In case you’ve been unplugged and haven’t heard, there’s yet another scandal a-brewing: The NSA obtained, through a special warrant, the ability to pull phone records from a Verizon subsidiary individually and in bulk. When I say phone records I mean a list of phone numbers and the numbers those numbers called and the duration of that call. No subscriber names or other personal information is included in this dump.

For those unfamiliar with this type of operation, it’s basic data mining 101, more specifically, they’re looking for patterns and, at least during pattern discovery, they don’t particularly care about the names of the pattern participants, only in the shape of those patterns. If you take a look at the type of information the NSA requested, it becomes immediately obvious to anyone who has worked with graph databases that they intend to build a network and then run analysis on it.

If you think about making a phone call, you are establishing a link between two participants, the caller and the callee. This establishes what in graph database parlance is called a directed relationship. In other words, you can think of it as a little picture that looks like this:

867-5309 —CALLED—>555-1212

Since we know the duration of the call, we can use that duration to weight the relationship between the two phone numbers, assuming that a longer duration call implies a “heavier” weight on the CALLED relationship:

867-5309—CALLED(5 minutes)—>555-1212

So now that we have this massive database filled with links between seemingly anonymous phone numbers, what would the NSA do with it? The first thing they can do is network detection.
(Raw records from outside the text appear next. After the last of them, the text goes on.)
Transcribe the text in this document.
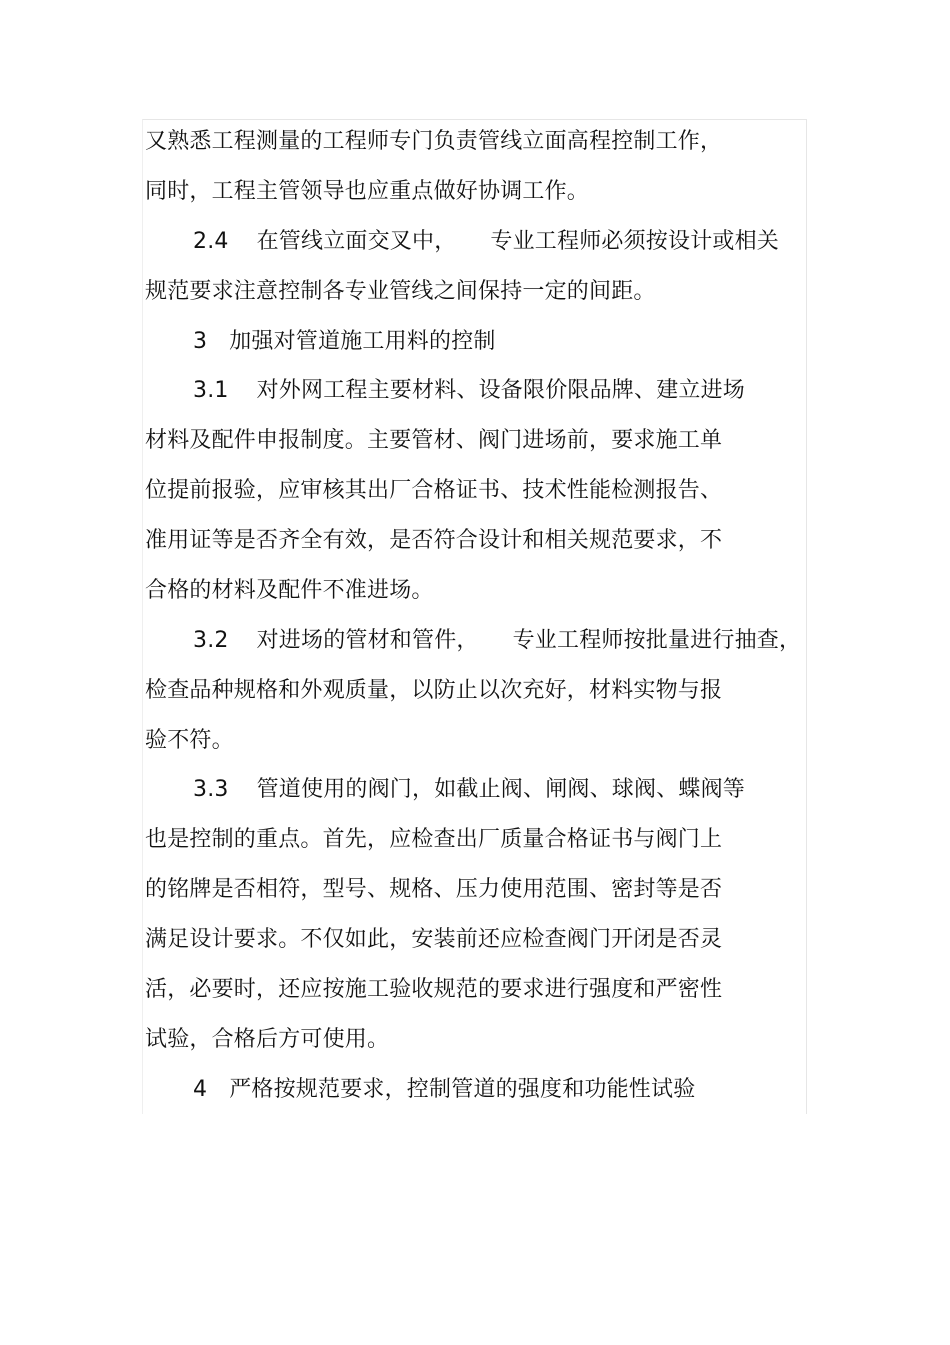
又熟悉工程测量的工程师专门负责管线立面高程控制工作，
同时，工程主管领导也应重点做好协调工作。
2.4 在管线立面交叉中， 专业工程师必须按设计或相关
规范要求注意控制各专业管线之间保持一定的间距。
3 加强对管道施工用料的控制
3.1 对外网工程主要材料、设备限价限品牌、建立进场
材料及配件申报制度。主要管材、阀门进场前，要求施工单
位提前报验，应审核其出厂合格证书、技术性能检测报告、
准用证等是否齐全有效，是否符合设计和相关规范要求，不
合格的材料及配件不准进场。
3.2 对进场的管材和管件， 专业工程师按批量进行抽查，
检查品种规格和外观质量，以防止以次充好，材料实物与报
验不符。
3.3 管道使用的阀门，如截止阀、闸阀、球阀、蝶阀等
也是控制的重点。首先，应检查出厂质量合格证书与阀门上
的铭牌是否相符，型号、规格、压力使用范围、密封等是否
满足设计要求。不仅如此，安装前还应检查阀门开闭是否灵
活，必要时，还应按施工验收规范的要求进行强度和严密性
试验，合格后方可使用。
4 严格按规范要求，控制管道的强度和功能性试验
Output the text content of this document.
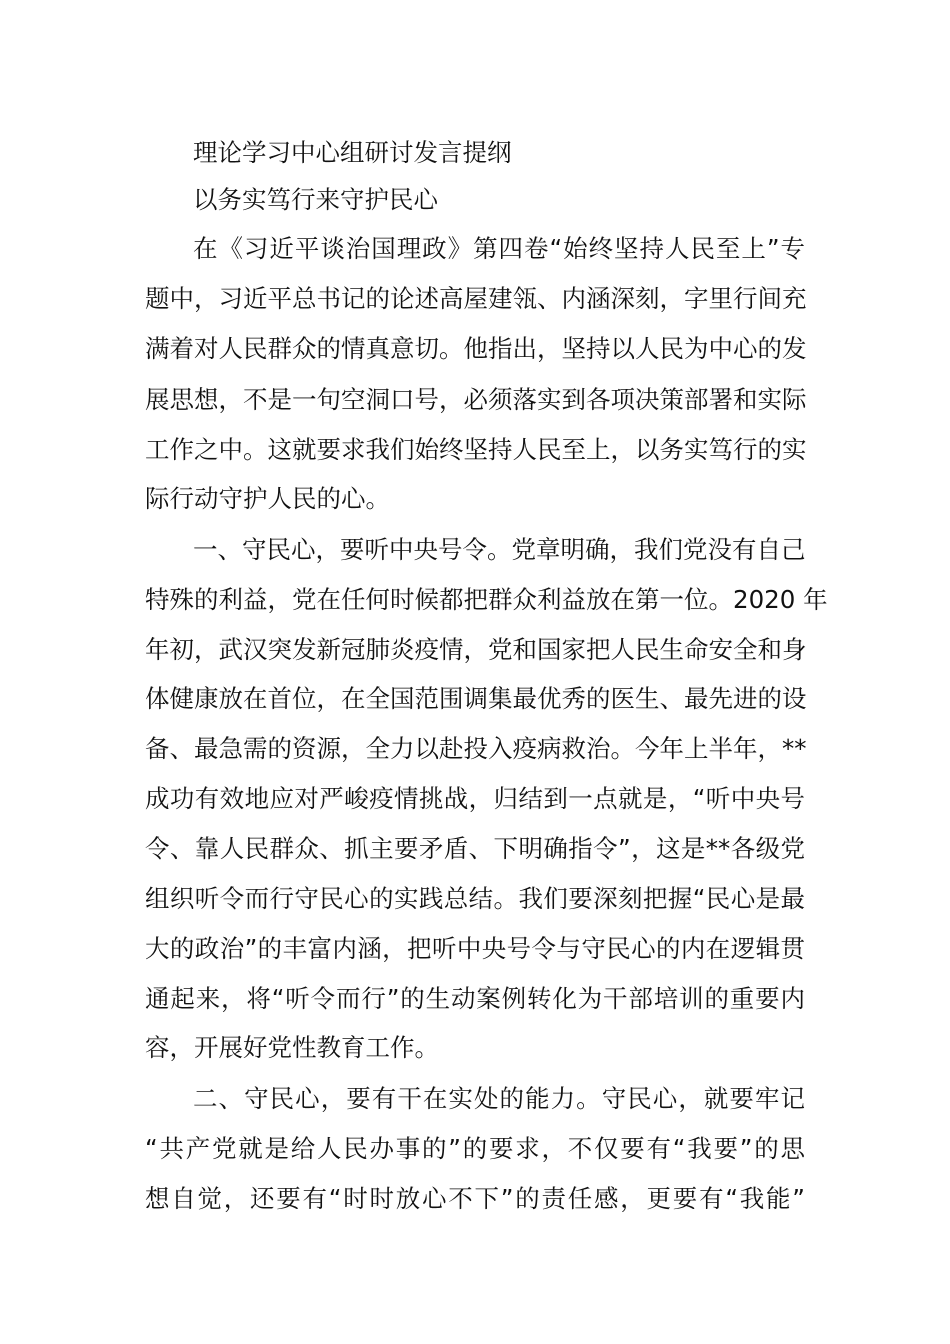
理论学习中心组研讨发言提纲
以务实笃行来守护民心
在《习近平谈治国理政》第四卷“始终坚持人民至上”专
题中，习近平总书记的论述高屋建瓴、内涵深刻，字里行间充
满着对人民群众的情真意切。他指出，坚持以人民为中心的发
展思想，不是一句空洞口号，必须落实到各项决策部署和实际
工作之中。这就要求我们始终坚持人民至上，以务实笃行的实
际行动守护人民的心。
一、守民心，要听中央号令。党章明确，我们党没有自己
特殊的利益，党在任何时候都把群众利益放在第一位。2020 年
年初，武汉突发新冠肺炎疫情，党和国家把人民生命安全和身
体健康放在首位，在全国范围调集最优秀的医生、最先进的设
备、最急需的资源，全力以赴投入疫病救治。今年上半年，**
成功有效地应对严峻疫情挑战，归结到一点就是，“听中央号
令、靠人民群众、抓主要矛盾、下明确指令”，这是**各级党
组织听令而行守民心的实践总结。我们要深刻把握“民心是最
大的政治”的丰富内涵，把听中央号令与守民心的内在逻辑贯
通起来，将“听令而行”的生动案例转化为干部培训的重要内
容，开展好党性教育工作。
二、守民心，要有干在实处的能力。守民心，就要牢记
“共产党就是给人民办事的”的要求，不仅要有“我要”的思
想自觉，还要有“时时放心不下”的责任感，更要有“我能”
They can take a look at the numbers and see if particular shapes show up, the simplest of which is a “ring”:

A–CALLED–>B–CALLED–>C–CALLED–>A

This could be a completely innocent ring, or it could be terrorist information passing where the inbound call comes from someone who was never in direct outbound contact with the original caller. If you’re looking at a straight pull of phone records looking only at a single target phone number then you would never be able to tell that a seemingly innocent outbound call to B resulted in an inbound call from C (unless of course the bad guys were dumb enough to repeat this same pattern often enough so someone would see the same inbound call always happens 10 minutes after the same outbound call).

So, the NSA can detect rings of phone numbers. They can also detect a bunch of other well-known network/subnetwork shapes like diamonds, triangles, etc. Of course, the real power of putting this information in a true graph database is that they can detect networks of unknown shapes. You can ask the database to find recurring patterns over time of a shape that you’ve never seen before. Regular communication patterns would start to appear.
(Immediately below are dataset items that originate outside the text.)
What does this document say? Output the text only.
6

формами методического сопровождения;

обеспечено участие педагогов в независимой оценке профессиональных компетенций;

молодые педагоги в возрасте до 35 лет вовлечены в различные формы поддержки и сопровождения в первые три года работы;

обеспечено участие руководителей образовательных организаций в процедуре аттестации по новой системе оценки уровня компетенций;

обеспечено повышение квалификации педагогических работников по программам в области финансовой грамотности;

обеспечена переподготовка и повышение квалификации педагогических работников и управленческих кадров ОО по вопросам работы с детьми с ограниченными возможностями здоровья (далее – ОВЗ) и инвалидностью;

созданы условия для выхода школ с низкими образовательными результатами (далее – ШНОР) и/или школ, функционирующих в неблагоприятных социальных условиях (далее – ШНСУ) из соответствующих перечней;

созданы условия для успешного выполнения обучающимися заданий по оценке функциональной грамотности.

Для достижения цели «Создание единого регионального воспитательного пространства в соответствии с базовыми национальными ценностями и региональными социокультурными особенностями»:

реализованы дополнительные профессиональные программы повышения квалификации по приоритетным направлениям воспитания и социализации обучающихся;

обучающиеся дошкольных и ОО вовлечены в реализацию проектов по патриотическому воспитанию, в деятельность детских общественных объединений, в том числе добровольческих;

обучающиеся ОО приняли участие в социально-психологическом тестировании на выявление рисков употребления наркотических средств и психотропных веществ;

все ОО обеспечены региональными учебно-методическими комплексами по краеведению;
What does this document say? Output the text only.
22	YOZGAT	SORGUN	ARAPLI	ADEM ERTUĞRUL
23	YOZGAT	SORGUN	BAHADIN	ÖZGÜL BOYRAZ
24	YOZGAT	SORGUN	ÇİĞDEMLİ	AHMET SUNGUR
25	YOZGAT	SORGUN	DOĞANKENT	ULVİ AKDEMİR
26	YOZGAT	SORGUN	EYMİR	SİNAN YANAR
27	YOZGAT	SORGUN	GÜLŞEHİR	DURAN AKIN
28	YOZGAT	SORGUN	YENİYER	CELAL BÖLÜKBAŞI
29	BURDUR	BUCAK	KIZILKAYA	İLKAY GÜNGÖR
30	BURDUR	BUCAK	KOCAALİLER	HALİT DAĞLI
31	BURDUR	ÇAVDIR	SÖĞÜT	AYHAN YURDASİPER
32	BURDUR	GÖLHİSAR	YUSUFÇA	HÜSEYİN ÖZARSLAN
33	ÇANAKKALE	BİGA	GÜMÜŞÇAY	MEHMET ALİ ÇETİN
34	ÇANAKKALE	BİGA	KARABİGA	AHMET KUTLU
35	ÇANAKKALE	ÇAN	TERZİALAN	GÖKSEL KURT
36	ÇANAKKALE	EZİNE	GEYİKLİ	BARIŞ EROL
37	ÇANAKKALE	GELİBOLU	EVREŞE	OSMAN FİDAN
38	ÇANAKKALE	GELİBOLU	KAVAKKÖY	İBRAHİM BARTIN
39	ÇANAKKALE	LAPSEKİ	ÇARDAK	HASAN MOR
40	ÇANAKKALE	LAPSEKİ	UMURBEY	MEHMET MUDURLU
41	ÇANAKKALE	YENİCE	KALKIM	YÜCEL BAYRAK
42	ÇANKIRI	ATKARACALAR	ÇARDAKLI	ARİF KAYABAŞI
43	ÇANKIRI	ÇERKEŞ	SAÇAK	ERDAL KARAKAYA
This is just one phase in a data mining process. Once you’ve got a potential list of networks (innocent or criminal, at this point it doesn’t matter, they’re just identifying shapes) then you can run that against the list of calls to or from foreign countries. Now you can see which networks have regular communication with foreign phone numbers. Then you can see if any of those foreign phone numbers are in hot spots or potentially owned by or used by the bad guys.
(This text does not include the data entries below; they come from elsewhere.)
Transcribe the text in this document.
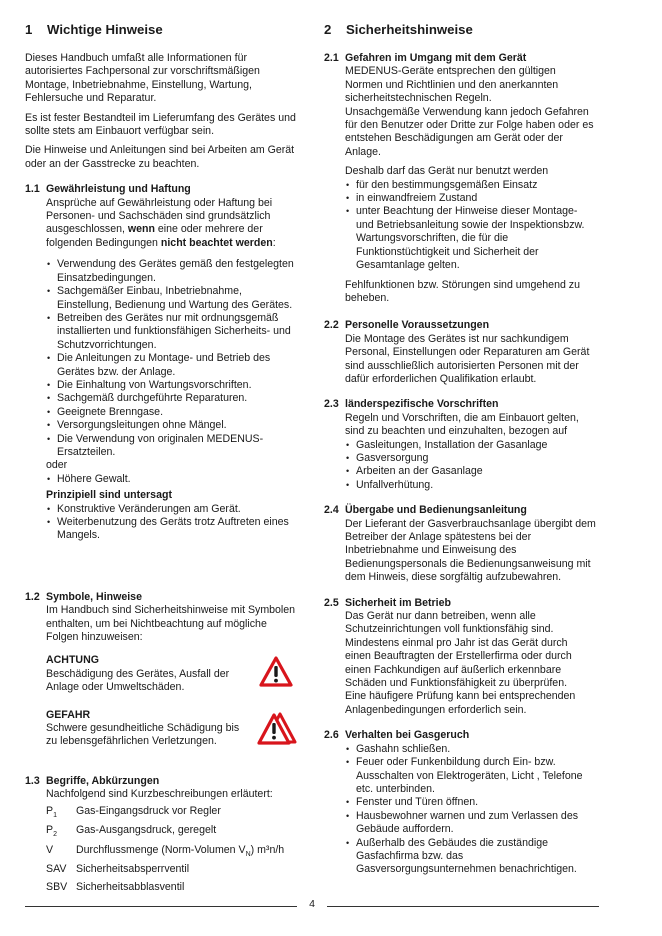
1	Wichtige Hinweise

Dieses Handbuch umfaßt alle Informationen für autorisiertes Fachpersonal zur vorschriftsmäßigen Montage, Inbetriebnahme, Einstellung, Wartung, Fehlersuche und Reparatur.

Es ist fester Bestandteil im Lieferumfang des Gerätes und sollte stets am Einbauort verfügbar sein.

Die Hinweise und Anleitungen sind bei Arbeiten am Gerät oder an der Gasstrecke zu beachten.

1.1 Gewährleistung und Haftung

Ansprüche auf Gewährleistung oder Haftung bei Personen- und Sachschäden sind grundsätzlich ausgeschlossen, wenn eine oder mehrere der folgenden Bedingungen nicht beachtet werden:

• Verwendung des Gerätes gemäß den festgelegten Einsatzbedingungen.
• Sachgemäßer Einbau, Inbetriebnahme, Einstellung, Bedienung und Wartung des Gerätes.
• Betreiben des Gerätes nur mit ordnungsgemäß installierten und funktionsfähigen Sicherheits- und Schutzvorrichtungen.
• Die Anleitungen zu Montage- und Betrieb des Gerätes bzw. der Anlage.
• Die Einhaltung von Wartungsvorschriften.
• Sachgemäß durchgeführte Reparaturen.
• Geeignete Brenngase.
• Versorgungsleitungen ohne Mängel.
• Die Verwendung von originalen MEDENUS-Ersatzteilen.
oder
• Höhere Gewalt.
Prinzipiell sind untersagt
• Konstruktive Veränderungen am Gerät.
• Weiterbenutzung des Geräts trotz Auftreten eines Mangels.
1.2 Symbole, Hinweise

Im Handbuch sind Sicherheitshinweise mit Symbolen enthalten, um bei Nichtbeachtung auf mögliche Folgen hinzuweisen:

ACHTUNG
Beschädigung des Gerätes, Ausfall der Anlage oder Umweltschäden.
GEFAHR
Schwere gesundheitliche Schädigung bis zu lebensgefährlichen Verletzungen.
1.3 Begriffe, Abkürzungen

Nachfolgend sind Kurzbeschreibungen erläutert:

$P_1$	Gas-Eingangsdruck vor Regler
$P_2$	Gas-Ausgangsdruck, geregelt
V	Durchflussmenge (Norm-Volumen $V_N$) m³n/h
SAV Sicherheitsabsperrventil
SBV Sicherheitsabblasventil
2	Sicherheitshinweise
2.1 Gefahren im Umgang mit dem Gerät
MEDENUS-Geräte entsprechen den gültigen Normen und Richtlinien und den anerkannten sicherheitstechnischen Regeln.

Unsachgemäße Verwendung kann jedoch Gefahren für den Benutzer oder Dritte zur Folge haben oder es entstehen Beschädigungen am Gerät oder der Anlage.

Deshalb darf das Gerät nur benutzt werden
• für den bestimmungsgemäßen Einsatz
• in einwandfreiem Zustand
• unter Beachtung der Hinweise dieser Montage- und Betriebsanleitung sowie der Inspektionsbzw. Wartungsvorschriften, die für die Funktionstüchtigkeit und Sicherheit der Gesamtanlage gelten.

Fehlfunktionen bzw. Störungen sind umgehend zu beheben.

2.2 Personelle Voraussetzungen

Die Montage des Gerätes ist nur sachkundigem Personal, Einstellungen oder Reparaturen am Gerät sind ausschließlich autorisierten Personen mit der dafür erforderlichen Qualifikation erlaubt.

2.3 länderspezifische Vorschriften
Regeln und Vorschriften, die am Einbauort gelten, sind zu beachten und einzuhalten, bezogen auf
• Gasleitungen, Installation der Gasanlage
• Gasversorgung
• Arbeiten an der Gasanlage
• Unfallverhütung.
2.4 Übergabe und Bedienungsanleitung

Der Lieferant der Gasverbrauchsanlage übergibt dem Betreiber der Anlage spätestens bei der Inbetriebnahme und Einweisung des Bedienungspersonals die Bedienungsanweisung mit dem Hinweis, diese sorgfältig aufzubewahren.

2.5 Sicherheit im Betrieb
Das Gerät nur dann betreiben, wenn alle Schutzeinrichtungen voll funktionsfähig sind.
Mindestens einmal pro Jahr ist das Gerät durch einen Beauftragten der Erstellerfirma oder durch einen Fachkundigen auf äußerlich erkennbare Schäden und Funktionsfähigkeit zu überprüfen.

Eine häufigere Prüfung kann bei entsprechenden Anlagenbedingungen erforderlich sein.

2.6 Verhalten bei Gasgeruch
• Gashahn schließen.
• Feuer oder Funkenbildung durch Ein- bzw. Ausschalten von Elektrogeräten, Licht , Telefone etc. unterbinden.
• Fenster und Türen öffnen.
• Hausbewohner warnen und zum Verlassen des Gebäude auffordern.
• Außerhalb des Gebäudes die zuständige Gasfachfirma bzw. das Gasversorgungsunternehmen benachrichtigen.
4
The list of information the NSA can mine from this data (remember that information and data are not the same thing, information has meaning, data is just data until meaning is gleaned from it in the form of information) goes on and on. When you think about the other resources and databases the NSA has at its disposal that they can use to cross-reference the information from this operation, the conclusions or insights they might gain are staggering.

Should you be upset that your rights have been violated if you happen to have your phone on this Verizon subsidiary? I’m not going to tell you whether or not to feel violated, that’s not the point of this blog post. You should, however, feel pretty confident that nobody at the NSA cares if you are making regular calls to your mistress, or any other activities that might be in your “network”. If, on the other hand, you make regular phone calls to a guy who receives regular phone calls from a terrorist, then you might expect a phone call or a visit from men in suits 😉

Regardless of how you feel about the means by which this information is gathered, it seems obvious to me that potential terrorist acts might be prevented by analyzing this information. Whether our rights were violated in the execution of this data mining operation is a topic for another blog post entirely.